Imagine we have a hardware wallet that can store all of these keys. Is that enough for security? Well, not really. If you're using a hardware wallet, then we assume our node is hacked. The attacker can open a channel with us, send a funded transaction, we send back a commitment transaction and we start to think the channel is open. On hardware wallets, we tend to have limited information about the lbockchain. So we think the channel is open, but the attacker uses this virtual non-existing channel to route through us. He transfers bitcoin to us, we automatically forward it through our real channels and real bitcoin and then we lose bitcoin. So we need a proof that the channel is open. It's an SPV proof that the transaction is included in the blockchain. However, this is insufficient. The attacker can open the channel, show us the proof, and then instantly close it. So the attacker just waits until the channel doesn't exist. So we need to pass all the blocks to the hardware wallet. We don't have a way to prove that a transaction is not included in a block; we could use a bloom filter I guess but people don't like SPV and lite clients. But such a filter would help with hardware wallets so that we don't have to parse the whole block and see if it was closed or not. So we do need block parsing.

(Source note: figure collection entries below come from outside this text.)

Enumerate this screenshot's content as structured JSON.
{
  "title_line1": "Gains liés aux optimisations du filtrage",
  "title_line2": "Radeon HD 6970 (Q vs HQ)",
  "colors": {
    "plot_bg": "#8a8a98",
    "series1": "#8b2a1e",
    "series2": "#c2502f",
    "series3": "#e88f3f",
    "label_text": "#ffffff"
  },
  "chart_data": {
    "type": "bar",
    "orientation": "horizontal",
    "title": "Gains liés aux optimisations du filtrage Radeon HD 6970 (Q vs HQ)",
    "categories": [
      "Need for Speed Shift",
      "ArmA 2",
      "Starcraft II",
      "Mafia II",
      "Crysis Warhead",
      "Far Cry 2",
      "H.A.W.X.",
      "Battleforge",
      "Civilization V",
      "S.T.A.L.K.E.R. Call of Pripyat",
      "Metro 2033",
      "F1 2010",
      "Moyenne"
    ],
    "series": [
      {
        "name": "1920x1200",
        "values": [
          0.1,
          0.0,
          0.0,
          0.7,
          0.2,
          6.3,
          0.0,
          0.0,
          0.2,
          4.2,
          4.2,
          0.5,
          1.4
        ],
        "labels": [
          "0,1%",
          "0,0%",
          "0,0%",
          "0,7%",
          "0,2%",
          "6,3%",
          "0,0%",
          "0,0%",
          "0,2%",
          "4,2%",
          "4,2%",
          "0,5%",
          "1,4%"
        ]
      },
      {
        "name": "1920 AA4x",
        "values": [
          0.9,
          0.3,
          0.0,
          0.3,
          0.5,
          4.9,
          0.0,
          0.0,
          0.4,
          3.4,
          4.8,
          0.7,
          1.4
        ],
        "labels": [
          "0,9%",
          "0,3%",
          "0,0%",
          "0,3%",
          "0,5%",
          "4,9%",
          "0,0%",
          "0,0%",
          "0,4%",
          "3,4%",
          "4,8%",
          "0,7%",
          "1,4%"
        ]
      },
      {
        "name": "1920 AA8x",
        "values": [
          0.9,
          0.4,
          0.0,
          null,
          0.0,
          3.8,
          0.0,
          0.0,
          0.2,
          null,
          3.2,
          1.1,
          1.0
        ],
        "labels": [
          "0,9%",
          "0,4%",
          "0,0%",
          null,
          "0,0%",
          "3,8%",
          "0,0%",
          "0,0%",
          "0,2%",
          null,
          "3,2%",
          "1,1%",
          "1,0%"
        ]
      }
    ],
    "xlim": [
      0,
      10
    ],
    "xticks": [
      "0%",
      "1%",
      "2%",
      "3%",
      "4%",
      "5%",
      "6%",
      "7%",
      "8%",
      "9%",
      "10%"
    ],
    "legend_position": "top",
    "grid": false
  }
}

What if the attacker starts delaying the blockchain? He is sending the blocks with a certain delay and builds up this delay up to one of the locktimes. As the hardware wallet sees the past, the attacker can do the same attack again using the closed channel that is still open in the past in the mind of the hardware wallet. In the hardware wallet, we need to add a real-time clock. It's good that we have timestamps in bitcoin blocks, which are defined within a certain range of +/- 2 hours. If we see that blocks are delayed by more than 2 hours, then we can notify the user and stop signing things and stop routing transactions.
Finally, it would be nice to have a backup communication channel if the attacker tries to completely disconnect our hardware wallet. Watchtowers could work, or any kind of notification to the user that something is going wrong here.
Trusted nodes and initial hardware support
We can limit the behavior of the node to eliminate routing. We can only send and receive. The only way to lose the funds is routing through the nodes with the lightning payment. What we can enforce is to get a message signed on the hardware wallet with the key that we used to open the channel, and this message can be verified-- all hardware wallets support message signing, like "yes, I do want to send 1 millicoin with the payment hash of blah". Then you send it together with your other offers, your trusted node verifies it and then routes the payment. You can still receive payments without interacting with the hardware wallet. The trusted node can route the incoming receive request.
You can sign a message and define the limit, like "please route payments up to this amount x" and the trusted node can enforce that at most you will lose that amount you specified. It still relies on the trusted node to behave properly, but at least I would say that there is some additional security that we can gain.